Shares of Internet retailer
hit a new low Wednesday, as rumors circulated that large institutions were unloading the shares.
At one point the stock was off nearly 20% at $6.85; it recently traded at $7.79, off 80 cents, or 9.3%.
The drop caught many who follow the company off guard. "I'm mystified by it," says Eric Von der Porten of West Coast money management firm Leeward Investments, who owns put options on the stock, a bet that share prices will fall. "Maybe there's some news leaking out there, but maybe people just decided to sell."
The heavy volume in the stock -- nearly 17 million shares, nearly triple the daily average -- and the number of large block trades suggest that some large institutional shareholders may be selling.

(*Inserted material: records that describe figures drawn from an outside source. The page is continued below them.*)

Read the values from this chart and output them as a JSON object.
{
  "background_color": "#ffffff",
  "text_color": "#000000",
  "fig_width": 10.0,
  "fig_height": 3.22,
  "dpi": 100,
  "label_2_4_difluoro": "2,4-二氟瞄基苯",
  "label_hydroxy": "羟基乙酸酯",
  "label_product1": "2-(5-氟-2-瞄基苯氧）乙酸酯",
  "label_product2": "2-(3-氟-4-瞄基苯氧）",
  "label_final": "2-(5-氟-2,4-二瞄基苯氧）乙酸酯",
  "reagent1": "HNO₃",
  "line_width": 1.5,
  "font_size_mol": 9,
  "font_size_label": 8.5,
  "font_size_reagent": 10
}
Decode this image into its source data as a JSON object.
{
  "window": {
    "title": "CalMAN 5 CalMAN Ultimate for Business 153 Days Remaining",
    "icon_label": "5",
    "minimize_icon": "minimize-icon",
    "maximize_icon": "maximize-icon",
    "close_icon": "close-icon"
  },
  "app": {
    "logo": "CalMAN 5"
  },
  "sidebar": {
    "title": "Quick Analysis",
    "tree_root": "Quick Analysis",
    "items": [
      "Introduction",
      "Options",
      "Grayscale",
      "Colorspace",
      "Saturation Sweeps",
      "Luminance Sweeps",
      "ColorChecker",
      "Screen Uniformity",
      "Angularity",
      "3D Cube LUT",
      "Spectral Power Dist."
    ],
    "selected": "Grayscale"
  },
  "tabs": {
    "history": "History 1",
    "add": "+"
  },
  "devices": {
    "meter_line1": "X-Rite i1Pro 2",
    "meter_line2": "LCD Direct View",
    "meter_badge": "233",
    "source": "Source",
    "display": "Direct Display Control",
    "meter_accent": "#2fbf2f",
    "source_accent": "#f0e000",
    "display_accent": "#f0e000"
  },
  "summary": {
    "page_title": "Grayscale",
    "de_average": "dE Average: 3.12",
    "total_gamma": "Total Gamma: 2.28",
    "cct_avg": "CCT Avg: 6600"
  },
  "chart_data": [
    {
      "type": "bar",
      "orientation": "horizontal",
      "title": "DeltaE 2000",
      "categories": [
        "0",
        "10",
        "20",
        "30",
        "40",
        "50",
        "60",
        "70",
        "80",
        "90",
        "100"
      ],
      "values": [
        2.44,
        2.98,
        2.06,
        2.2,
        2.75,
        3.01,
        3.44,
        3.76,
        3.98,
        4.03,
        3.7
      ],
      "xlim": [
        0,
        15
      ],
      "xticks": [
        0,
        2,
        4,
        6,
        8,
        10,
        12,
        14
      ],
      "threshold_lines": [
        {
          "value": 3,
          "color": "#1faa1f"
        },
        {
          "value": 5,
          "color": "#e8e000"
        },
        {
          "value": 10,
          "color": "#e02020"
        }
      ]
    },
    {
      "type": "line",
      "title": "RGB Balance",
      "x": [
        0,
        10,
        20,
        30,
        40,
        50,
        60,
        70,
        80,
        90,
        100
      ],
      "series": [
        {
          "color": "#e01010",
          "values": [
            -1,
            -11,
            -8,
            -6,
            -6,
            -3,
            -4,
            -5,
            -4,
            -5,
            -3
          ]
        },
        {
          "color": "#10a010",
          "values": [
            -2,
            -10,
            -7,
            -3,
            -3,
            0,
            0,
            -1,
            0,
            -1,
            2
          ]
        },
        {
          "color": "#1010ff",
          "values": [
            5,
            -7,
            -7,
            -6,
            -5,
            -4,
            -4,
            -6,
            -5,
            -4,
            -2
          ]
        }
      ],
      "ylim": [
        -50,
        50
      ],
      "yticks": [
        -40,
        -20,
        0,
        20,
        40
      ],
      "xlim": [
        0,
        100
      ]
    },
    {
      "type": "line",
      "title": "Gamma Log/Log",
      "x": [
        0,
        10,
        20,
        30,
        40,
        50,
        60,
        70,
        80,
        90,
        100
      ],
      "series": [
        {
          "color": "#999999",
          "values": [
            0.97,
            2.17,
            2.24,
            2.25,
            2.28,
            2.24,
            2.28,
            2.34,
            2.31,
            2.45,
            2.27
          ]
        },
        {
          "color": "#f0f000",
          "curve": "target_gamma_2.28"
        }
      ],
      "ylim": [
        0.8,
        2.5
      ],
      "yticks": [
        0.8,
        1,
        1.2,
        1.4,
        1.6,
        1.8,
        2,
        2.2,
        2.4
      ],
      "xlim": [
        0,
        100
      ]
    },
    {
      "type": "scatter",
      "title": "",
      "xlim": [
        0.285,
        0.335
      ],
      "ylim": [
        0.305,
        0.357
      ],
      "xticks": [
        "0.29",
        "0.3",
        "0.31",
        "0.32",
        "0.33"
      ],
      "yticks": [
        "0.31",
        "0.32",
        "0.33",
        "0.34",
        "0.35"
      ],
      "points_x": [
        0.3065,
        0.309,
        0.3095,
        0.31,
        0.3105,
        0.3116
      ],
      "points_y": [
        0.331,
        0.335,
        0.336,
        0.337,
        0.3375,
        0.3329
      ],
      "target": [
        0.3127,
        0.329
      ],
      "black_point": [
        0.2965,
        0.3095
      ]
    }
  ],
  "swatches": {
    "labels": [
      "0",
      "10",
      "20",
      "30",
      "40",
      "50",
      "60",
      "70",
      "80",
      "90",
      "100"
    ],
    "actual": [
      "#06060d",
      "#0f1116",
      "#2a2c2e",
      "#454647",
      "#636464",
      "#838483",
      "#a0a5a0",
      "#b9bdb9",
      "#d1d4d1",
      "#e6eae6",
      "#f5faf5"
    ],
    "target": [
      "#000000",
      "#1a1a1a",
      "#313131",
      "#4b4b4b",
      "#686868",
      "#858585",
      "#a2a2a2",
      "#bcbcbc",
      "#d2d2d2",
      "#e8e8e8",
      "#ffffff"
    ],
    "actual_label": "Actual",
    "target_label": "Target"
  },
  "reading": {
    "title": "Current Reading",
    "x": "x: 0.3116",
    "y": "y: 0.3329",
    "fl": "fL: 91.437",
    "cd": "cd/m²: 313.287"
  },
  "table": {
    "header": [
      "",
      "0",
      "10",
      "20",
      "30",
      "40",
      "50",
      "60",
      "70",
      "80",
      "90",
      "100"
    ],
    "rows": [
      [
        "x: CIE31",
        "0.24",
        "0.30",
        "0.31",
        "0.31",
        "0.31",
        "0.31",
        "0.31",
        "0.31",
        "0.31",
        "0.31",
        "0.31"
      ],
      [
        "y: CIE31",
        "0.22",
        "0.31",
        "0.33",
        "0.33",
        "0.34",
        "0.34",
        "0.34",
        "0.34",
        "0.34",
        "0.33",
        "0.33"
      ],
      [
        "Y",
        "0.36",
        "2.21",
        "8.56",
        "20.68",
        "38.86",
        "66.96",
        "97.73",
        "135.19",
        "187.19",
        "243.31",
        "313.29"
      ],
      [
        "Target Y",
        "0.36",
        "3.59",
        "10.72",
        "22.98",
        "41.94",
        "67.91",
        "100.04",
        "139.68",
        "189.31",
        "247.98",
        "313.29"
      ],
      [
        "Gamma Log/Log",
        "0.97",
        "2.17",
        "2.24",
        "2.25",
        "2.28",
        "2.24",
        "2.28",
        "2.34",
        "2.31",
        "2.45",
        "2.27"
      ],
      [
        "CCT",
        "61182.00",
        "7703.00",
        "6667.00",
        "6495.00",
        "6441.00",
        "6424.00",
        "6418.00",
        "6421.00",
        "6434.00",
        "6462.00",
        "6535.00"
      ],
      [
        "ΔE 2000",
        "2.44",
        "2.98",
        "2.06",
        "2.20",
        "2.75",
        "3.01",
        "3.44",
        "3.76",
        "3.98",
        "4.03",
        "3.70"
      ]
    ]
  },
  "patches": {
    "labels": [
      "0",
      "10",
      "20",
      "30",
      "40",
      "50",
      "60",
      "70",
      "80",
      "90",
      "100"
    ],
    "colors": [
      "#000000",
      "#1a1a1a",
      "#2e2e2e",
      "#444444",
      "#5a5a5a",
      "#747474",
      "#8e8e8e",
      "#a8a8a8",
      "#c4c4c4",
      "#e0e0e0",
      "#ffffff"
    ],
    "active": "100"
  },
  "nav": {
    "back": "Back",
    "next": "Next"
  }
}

Legg Mason is the largest institutional shareholder in Amazon; no one at the firm was available to comment on its Amazon position.
"I just think there's some big guys bailing," says Shawne Milne, who covers the company for
Soundview Technology Group
. "From a fundamental perspective, there isn't anything terrible new."
In addition, some worry that July was a dismal month for Amazon. An Aug. 31 article in
The Wall Street Journal
reported that ComScore, a research firm that tracks sales at online retailers, estimates that Amazon's July sales fell 9% from the prior month, excluding international and services revenue.
Seattle-based Amazon has vowed to become profitable, on a limited basis, in the fourth quarter of 2001, a promise it reiterated even as it lowered revenue guidance in its
most recent quarterly report. Still, its shares have plunged more than 90% from their peak.